À l'intérieur du métal, on peut utiliser un mécanisme similaire pour déplacer les vitres de l'intérieur du métal et, en définitive, pour produire une déformation. Pour déformer le verre, et donc le métal, le plus facile n'est pas de déplacer soudainement un plan entier de verre, mais créer une "erreur" dans le verre et déplacer ce "défaut" d'un côté à l'autre du verre, comme l'onde du tapis. Ce mécanisme permet aux cristallins de subir une déformation et de s'alarguer, mais entre certains cristallins et d'autres apparaissent des "trous" qui peuvent entraîner des fissures et des cavités dans le métal.
(Photo: G. Roa)
Cependant, dans la déformation superplastique, le mécanisme de déformation le plus important est la lubrification à la limite de grain. Dans ce cas, les cristallins se glissent l'un contre l'autre sans trop altérer l'aspect du matériau.
En utilisant un modèle simple, on peut penser que chaque cristal est formé par un noyau dur et une limite douce et visqueuse. Lorsque la lubrification se produit, la limite est celle qui souffre de la plus grande déformation (par dislocation) et le noyau ne subit pas de grandes altérations. Ainsi, les fissures, et donc les fractures, apparaissent avec plus de difficulté, car la cavité dans une certaine mesure empêche les limites. On entend donc l'importance de la taille du grain: plus le grain est petit, plus les limites du grain sont élevées et donc plus la lubrification entre les grains (et plus la superplasticité).
Bien que les exemples les plus connus de ce phénomène sont les métaux, un comportement superplastique a également été trouvé dans d'autres types de matériaux tels que les céramiques, les matériaux composites à matrice métallique et intermétalliques.
Une expérience simple
Il n'est pas nécessaire d'utiliser un matériau coûteux et sophistiqué pour observer le comportement superplastique, bien visible avec une simple expérience à température ambiante.
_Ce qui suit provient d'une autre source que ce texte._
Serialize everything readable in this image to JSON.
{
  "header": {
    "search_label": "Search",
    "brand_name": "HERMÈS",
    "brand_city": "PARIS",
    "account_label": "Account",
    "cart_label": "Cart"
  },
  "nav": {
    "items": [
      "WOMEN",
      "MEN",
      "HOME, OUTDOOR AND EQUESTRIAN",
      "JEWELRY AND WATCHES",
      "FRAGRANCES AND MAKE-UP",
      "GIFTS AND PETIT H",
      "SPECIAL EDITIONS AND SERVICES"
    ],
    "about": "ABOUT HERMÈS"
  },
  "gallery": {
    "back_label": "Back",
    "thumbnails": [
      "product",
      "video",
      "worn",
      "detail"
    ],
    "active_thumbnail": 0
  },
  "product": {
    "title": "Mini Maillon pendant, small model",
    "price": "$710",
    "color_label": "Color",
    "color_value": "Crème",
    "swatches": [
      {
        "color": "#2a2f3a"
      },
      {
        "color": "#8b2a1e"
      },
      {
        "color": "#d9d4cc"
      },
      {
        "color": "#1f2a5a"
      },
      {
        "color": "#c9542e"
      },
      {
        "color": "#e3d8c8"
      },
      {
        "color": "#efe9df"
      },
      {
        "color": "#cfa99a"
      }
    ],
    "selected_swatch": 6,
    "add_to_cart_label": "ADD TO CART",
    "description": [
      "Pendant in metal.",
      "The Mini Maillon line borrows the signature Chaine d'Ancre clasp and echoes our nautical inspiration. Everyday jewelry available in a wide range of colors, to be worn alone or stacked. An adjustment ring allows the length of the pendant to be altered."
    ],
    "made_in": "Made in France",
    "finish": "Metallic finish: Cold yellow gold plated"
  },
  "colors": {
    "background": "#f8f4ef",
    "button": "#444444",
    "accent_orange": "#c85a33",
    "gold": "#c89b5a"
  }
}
Pour cela, le fil d'étain utilisé pour le soudage dans les circuits électriques (la composition du fil doit être la suivante: 60% étain, 38% plomb et 2% cuivre). Sur un fil d'un millimètre de diamètre, avec un marqueur, deux marques sont faites, accrochant au fil des masses de 250, 480 et 900 grammes. Il faut être prudent avec le nœud: si le fil fléchit beaucoup sur le nœud, la tension peut être concentrée là, de sorte que le fil peut être brisé par ce point avant le temps. Avec le temps, la distance entre les deux marques augmente considérablement.

L'auteur de cet article, Marta Urdanpilleta, a fait une thèse pour étudier la superplasticité à travers la collaboration des centres technologiques ITP et CEIT.